Workplace Solutions


Bully in the Office
By Joy D. Russell
VARBusiness
For Architects of the Digital Economy

February 24, 2001

LAST MONTH, William Baker carries a golf bag loaded with firearms into the Navistar engine plant in Melrose Park, Ill. The terminated employee then shoots four people to death, wounds four others, then fatally shoots himself. Baker was to begin a federal prison term the next day for helping steal engines and parts from the plant, police say.

In December 2000, Michael McDermott, a software engineer at Edgewater Technology, selects and shoots co-workers in his Wakefield, Mass., office. Seven people die. Employers at the Internet solution provider had recently told McDermott that wages would be garnished from his paycheck to pay the IRS for back taxes.

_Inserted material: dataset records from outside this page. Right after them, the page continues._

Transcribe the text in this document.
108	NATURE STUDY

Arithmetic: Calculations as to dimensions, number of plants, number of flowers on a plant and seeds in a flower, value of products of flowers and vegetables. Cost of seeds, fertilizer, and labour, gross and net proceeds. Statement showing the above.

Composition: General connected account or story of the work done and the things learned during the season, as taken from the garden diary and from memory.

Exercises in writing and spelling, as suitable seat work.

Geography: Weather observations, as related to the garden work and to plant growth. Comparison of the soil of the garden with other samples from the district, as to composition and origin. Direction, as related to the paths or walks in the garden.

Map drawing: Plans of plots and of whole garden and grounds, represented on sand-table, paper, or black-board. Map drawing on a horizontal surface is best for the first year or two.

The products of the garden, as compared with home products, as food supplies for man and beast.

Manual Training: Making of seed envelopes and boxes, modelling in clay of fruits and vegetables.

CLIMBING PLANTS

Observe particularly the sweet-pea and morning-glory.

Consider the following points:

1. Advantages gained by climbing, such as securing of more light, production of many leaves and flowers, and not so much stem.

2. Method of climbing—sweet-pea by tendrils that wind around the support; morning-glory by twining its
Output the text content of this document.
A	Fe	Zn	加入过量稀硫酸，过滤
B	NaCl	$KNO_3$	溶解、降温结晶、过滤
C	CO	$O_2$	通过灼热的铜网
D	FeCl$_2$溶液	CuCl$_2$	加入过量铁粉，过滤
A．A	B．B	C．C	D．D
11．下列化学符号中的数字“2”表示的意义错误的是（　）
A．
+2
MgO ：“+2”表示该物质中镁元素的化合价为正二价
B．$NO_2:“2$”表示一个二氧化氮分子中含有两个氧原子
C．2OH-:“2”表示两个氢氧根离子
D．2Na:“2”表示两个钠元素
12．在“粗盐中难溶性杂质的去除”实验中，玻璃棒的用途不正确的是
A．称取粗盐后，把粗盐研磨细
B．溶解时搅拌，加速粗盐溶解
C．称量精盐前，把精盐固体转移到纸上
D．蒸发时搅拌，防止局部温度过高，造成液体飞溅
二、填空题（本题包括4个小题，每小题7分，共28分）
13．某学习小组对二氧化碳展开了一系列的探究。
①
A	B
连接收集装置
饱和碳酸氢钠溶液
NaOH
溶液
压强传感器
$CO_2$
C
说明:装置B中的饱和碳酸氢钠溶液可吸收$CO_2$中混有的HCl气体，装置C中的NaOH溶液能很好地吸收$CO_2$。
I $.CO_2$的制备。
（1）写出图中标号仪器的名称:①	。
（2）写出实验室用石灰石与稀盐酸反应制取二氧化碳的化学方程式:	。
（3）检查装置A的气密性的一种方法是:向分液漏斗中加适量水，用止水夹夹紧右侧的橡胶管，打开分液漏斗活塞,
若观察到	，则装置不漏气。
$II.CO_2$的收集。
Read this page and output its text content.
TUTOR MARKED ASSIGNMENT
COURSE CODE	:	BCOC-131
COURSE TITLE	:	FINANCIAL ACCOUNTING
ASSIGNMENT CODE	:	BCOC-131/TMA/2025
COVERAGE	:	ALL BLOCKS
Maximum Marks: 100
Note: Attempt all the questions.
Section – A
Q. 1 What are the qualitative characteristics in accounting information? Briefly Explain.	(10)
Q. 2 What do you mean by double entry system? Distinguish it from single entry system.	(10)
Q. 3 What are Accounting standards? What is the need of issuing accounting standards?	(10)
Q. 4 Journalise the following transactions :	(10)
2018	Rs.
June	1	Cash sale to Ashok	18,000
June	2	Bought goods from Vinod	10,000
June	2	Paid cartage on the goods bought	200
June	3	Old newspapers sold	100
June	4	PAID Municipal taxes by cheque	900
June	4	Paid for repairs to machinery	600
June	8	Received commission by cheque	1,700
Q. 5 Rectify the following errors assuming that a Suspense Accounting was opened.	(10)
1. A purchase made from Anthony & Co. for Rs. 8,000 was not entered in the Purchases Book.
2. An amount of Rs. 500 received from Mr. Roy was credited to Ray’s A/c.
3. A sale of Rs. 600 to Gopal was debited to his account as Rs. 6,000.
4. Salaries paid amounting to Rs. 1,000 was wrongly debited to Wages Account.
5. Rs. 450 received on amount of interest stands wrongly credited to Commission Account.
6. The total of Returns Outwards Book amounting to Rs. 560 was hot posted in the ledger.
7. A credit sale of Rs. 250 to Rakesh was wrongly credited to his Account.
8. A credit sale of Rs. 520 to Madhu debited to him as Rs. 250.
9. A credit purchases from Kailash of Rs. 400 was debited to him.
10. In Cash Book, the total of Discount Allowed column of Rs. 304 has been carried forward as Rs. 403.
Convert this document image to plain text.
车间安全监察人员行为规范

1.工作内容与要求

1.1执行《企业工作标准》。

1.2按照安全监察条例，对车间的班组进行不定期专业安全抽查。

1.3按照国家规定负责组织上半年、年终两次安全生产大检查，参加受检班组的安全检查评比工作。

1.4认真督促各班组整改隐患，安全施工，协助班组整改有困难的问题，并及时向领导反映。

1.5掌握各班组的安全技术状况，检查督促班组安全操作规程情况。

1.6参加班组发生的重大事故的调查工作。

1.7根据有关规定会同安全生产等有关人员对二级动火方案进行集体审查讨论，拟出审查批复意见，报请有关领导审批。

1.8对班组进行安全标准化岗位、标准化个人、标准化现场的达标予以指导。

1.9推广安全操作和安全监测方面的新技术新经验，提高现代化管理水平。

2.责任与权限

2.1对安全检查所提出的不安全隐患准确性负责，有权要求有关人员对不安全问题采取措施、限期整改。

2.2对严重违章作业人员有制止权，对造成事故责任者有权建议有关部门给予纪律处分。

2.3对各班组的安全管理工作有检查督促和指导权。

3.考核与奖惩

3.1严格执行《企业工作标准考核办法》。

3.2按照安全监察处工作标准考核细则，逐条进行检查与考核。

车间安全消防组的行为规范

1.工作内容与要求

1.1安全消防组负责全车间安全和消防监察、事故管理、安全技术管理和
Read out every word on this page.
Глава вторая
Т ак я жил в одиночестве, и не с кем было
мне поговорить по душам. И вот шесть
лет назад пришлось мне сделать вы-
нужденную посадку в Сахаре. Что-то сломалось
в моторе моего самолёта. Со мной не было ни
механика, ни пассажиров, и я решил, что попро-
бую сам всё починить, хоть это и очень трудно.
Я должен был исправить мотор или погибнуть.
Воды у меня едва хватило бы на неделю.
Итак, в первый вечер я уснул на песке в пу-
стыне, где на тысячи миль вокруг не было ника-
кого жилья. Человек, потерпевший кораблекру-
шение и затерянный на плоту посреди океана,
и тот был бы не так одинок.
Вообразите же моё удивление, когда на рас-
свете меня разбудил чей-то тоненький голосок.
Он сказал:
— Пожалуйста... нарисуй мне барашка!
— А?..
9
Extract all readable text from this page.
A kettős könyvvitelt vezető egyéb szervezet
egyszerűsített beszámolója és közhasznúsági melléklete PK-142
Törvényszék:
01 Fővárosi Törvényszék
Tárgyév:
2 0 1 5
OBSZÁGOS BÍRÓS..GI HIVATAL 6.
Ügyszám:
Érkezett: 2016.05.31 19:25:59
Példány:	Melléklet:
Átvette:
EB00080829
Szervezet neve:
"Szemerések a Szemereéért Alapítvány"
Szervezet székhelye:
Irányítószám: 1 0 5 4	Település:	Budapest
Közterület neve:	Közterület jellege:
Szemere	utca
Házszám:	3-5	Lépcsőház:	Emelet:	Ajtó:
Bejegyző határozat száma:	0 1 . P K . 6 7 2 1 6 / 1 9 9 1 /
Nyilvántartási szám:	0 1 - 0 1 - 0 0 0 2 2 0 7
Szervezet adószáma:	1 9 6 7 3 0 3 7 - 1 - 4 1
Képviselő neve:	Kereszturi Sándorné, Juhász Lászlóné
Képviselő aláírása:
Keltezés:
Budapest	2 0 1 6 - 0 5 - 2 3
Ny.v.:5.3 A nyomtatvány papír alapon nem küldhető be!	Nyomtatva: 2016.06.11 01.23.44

In November 1998, Frank Lemos, an equipment operator at a Nevada chemical plant, uses the bucket of a 100-ton loader to crush to death his production supervisor, a man he had worked under for more than 30 years. Several years before the incident, the supervisor denied Lemos' worker's compensation claim.

In March 1998, Matthew Beck, an accountant for the Connecticut State Lottery, arrives at work with a 9-mm Glock pistol and a knife inside his leather jacket. He stabs the vice president of operations in the chest, then walks around the cubicles, shooting specific co-workers. Before the killings, Beck had complained of having to do work outside his duties.

Horrifying, bloody incidents in the workplace earn bold, front-page headlines. Such tragic events are not senseless and unpredictable acts of violence, some experts say. They are unresolved conflicts that have been allowed to brew over time until an employee explodes. And, experts say, people like Baker, Beck, Lemos and McDermott didn't just snap overnight. There were signs.

The recipe for disaster: Take the ridiculous workload of IT professionals combined with a shortage of qualified workers and mix with unresponsive or bullying bosses.

"The high-tech industry, especially, has a lot of the characteristics of high-risk factors for violence," says Richard Denenberg, co-author of the book, The Violence-Prone Workplace (Cornell University Press). "Tight deadlines, a highly competitive atmosphere and being worried that your company might go out of business tomorrow are the very things causing high stress for technology workers," he says.
       
Workplace stress is found in virtually every sector and is not a new issue. But it seems to become a notable problem only after a shooting, stabbing or other violent act has occurred.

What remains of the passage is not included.